Я отказался дать ему разъяснение и в свою очередь спросил, считает ли он невозможным, что кто-то мог сказать это. Он не ответил, но и не стал возражать. Он, казалось, все время хотел показать, что речь идет о целом ряде недоразумений между мной и Родезией. Больше всего его интересовало, что я пережил, что заставило меня писать так, кто обманул меня?
— Мы знаем его как либерала, много сделавшего для своих африканских рабочих, — сказал он о ком-то, кого, как он думал, узнал в статье. — Может быть, он пошутил?
Его нарочито грустный голос и сознательная или неумышленная фальшь, звучавшая в нем, испортили мне настроение. Как легко было дать запутать себя этими с виду безобидными вопросами!
Государственный секретарь повернулся к Анне-Лене, которую он никогда раньше не видел, и процитировал кусок из моих первых впечатлений о Родезии.
— Здесь сказано: «Моя жена отходит в сторонку — на ее глазах слезы». Это правда?
— Да.
Что за дурацкий вопрос! Анна-Лена могла быть неврастеничной или ее могла охватить тоска по дому. Что доказывали ее слезы? Но когда она ответила, государственный секретарь задумчиво посмотрел на нее.

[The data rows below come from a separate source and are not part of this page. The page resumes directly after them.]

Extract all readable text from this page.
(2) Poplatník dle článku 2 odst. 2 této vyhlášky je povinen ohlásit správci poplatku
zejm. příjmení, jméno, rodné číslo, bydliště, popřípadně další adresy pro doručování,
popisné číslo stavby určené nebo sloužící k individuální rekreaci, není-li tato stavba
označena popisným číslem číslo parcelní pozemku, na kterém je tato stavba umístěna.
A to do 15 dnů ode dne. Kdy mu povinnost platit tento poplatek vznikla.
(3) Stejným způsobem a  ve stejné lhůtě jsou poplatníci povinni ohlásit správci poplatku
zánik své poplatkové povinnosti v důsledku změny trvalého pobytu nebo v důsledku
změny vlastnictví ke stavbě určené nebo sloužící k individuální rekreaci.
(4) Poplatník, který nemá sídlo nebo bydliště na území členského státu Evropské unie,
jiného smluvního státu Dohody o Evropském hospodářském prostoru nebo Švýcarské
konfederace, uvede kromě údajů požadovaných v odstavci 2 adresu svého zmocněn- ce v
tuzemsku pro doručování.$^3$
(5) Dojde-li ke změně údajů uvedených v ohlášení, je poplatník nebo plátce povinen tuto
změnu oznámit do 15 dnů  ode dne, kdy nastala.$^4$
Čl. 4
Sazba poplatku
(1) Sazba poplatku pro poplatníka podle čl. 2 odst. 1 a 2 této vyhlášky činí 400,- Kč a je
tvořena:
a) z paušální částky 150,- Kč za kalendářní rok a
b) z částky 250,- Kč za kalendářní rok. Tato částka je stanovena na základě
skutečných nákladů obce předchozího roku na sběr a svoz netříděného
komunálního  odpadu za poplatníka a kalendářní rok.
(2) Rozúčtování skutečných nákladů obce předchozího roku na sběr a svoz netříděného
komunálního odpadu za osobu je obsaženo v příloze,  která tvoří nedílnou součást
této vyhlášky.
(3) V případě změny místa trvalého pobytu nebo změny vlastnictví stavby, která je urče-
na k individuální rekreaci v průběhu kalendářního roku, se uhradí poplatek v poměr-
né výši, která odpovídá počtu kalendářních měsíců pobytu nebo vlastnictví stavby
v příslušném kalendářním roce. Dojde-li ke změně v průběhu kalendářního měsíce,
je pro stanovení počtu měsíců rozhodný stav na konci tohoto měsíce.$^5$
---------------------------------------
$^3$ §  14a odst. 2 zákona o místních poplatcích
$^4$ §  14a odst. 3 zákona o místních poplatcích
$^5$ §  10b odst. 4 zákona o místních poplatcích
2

Из этой первой беседы стало ясно, что я провинился перед государством, перед этикой Федерации. На меня смотрели полные упрека глаза: как вы можете настолько не понимать нас и поступать так? Для чего вы подрываете нашу работу, направленную на установление покоя и гармонии в Центральной Африке? Поступки отдельных людей не могут ставиться на одну доску с политикой правительства. У нас ведь есть в правительстве министр африканец…
Возможно, меня хотели заставить подписать документ— так, как заставляют делать политических заключенных, прежде чем выпустить их на свободу: они должны были признать в таких документах, что правительство действовало правильно, что они сами допустили ошибку и теперь поняли, в чем она состоит. Здесь, в министерстве на Джеймсон-авеню, я думал о мягких уговорах, которые ведутся в тюрьмах с целью, как гласит излюбленный здесь термин, «реабилитировать туземцев и изменить их образ мыслей». Тщетные усилия!
Два дня спустя меня снова пригласили в министерство; прибыли новые статьи, переведенные на английский язык. Теперь я не был больше озорным школьником, я был закоренелым преступником. Государственный секретарь поинтересовался, с какими людьми я поддерживал знакомство. Я отказался ответить. После этой беседы я попросил, чтобы в дальнейшем контакт между нами поддерживался в письменном виде.